An aqueous solution of 6.3g oxalic acid dihydrate is made up to 250 ml...
Calculation of Volume of NaOH Required to Neutralize the Solution
Given:Mass of oxalic acid dihydrate = 6.3g
Volume of solution = 250 ml
Concentration of NaOH = 0.1N
Volume of solution to be neutralized = 10 ml
Formula:Moles of oxalic acid dihydrate = (mass of oxalic acid dihydrate) / (molar mass of oxalic acid dihydrate)
Moles of NaOH = (concentration of NaOH) x (volume of NaOH used in liters)
Moles of oxalic acid dihydrate = moles of NaOH (at equivalence point)
Calculation:Molar mass of oxalic acid dihydrate = molar mass of oxalic acid + 2 x molar mass of water
Molar mass of oxalic acid dihydrate = (2 x 1) + (2 x 16) + 2 x [1 + (2 x 16)]
Molar mass of oxalic acid dihydrate = 126 g/mol
Moles of oxalic acid dihydrate = (6.3g) / (126 g/mol) = 0.05 mol
At equivalence point, moles of NaOH = moles of oxalic acid dihydrate
Therefore, moles of NaOH = 0.05 mol
Moles of NaOH = (concentration of NaOH) x (volume of NaOH used in liters)

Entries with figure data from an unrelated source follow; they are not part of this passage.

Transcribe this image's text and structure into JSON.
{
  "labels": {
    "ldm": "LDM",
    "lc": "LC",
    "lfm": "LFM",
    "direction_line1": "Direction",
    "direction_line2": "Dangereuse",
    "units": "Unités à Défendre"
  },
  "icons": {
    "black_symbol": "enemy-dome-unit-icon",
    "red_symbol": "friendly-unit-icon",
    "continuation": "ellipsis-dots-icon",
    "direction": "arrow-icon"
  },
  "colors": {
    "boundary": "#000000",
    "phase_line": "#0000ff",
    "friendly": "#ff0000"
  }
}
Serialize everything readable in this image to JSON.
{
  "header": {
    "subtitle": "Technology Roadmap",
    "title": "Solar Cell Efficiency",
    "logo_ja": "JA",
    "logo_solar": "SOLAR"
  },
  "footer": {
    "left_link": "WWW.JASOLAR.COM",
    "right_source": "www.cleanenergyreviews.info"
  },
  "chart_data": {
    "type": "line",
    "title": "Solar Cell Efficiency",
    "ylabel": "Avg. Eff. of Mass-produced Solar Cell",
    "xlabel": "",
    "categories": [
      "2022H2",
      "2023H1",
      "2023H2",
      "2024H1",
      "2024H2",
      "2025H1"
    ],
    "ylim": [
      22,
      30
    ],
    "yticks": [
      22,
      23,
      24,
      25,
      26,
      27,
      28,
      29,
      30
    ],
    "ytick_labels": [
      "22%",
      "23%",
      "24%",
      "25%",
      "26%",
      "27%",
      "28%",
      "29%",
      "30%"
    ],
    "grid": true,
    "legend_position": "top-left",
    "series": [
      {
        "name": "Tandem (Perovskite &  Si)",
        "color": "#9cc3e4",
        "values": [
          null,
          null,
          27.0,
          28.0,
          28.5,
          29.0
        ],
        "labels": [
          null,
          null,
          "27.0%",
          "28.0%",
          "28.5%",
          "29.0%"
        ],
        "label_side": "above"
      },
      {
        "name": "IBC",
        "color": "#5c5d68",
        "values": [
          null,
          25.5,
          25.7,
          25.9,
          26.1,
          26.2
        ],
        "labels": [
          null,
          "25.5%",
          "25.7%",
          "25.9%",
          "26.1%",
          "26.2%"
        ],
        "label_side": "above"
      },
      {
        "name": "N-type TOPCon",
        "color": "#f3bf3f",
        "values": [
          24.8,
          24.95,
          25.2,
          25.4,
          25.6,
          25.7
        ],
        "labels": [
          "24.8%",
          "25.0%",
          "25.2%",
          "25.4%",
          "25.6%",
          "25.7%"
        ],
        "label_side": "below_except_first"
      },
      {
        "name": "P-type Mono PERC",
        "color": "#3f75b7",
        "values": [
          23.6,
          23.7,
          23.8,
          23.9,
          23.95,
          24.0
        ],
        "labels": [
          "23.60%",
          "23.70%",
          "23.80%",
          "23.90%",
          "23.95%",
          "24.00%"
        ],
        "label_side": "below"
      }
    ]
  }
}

Volume of NaOH used in liters = moles of NaOH / concentration of NaOH
Volume of NaOH used in liters = 0.05 mol / 0.1N = 0.5 L
Volume of NaOH used in 10 ml of solution = (0.5 L / 250 ml) x 10 ml = 0.02 ml
Therefore, the volume of NaOH required to completely neutralize 10 ml of this solution is 0.02 ml.